-
Notifications
You must be signed in to change notification settings - Fork 179
Description
Summary
The EPP (End Point Picker) application currently requires a -poolName
command-line argument at startup, which ties a single EPP process to a single InferencePool resource. This prevents a simpler architecture where one shared EPP deployment could serve all InferencePools within a given namespace.
Current Behavior
As discovered while debugging the HTTPRouteMultipleRulesDifferentPools (see #834 ) conformance test, the EPP application will not start without the -poolName flag. The pod logs show a fatal error on startup:
{"error": "required \"poolName\" flag not set"}
This requirement is enforced by the validateFlags function in cmd/main.go. Additionally the EPP requires a health check component that is currently 1-1 with the an inference pool.
Impact
This design has two main impacts:
-
It prevents users from deploying a single, shared EPP instance to handle routing for an entire namespace of InferencePools.
-
It complicates the conformance test setup. For example, the HTTPRouteMultipleRulesDifferentPools test requires two separate EPP Deployments and Services to be defined in its manifest because it tests two distinct InferencePools. This adds boilerplate and prevents us from defining a single shared EPP in the base manifests.yaml.

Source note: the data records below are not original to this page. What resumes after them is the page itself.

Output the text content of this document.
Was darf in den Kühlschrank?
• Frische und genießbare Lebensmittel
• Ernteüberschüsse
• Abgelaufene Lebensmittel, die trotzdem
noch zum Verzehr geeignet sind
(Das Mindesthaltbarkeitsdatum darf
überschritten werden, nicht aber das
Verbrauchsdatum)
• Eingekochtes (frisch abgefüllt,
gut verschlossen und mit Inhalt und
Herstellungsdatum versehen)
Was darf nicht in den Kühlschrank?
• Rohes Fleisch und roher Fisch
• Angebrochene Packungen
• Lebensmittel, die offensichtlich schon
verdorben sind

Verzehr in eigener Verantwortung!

Proposed Solution & Discussion
Should we refactor the EPP to make the -poolName flag optional?
If the -poolName flag were omitted, the EPP could be responsible for discovering and managing all InferencePool resources that exist within the namespace specified by the required -poolNamespace flag.
This change would:
- Enable a simpler EPP deployment model.
- Allow the conformance suite to use a single shared EPP, significantly simplifying test manifests.
Opening this issue to track the discussion on whether this change aligns with the project's goals.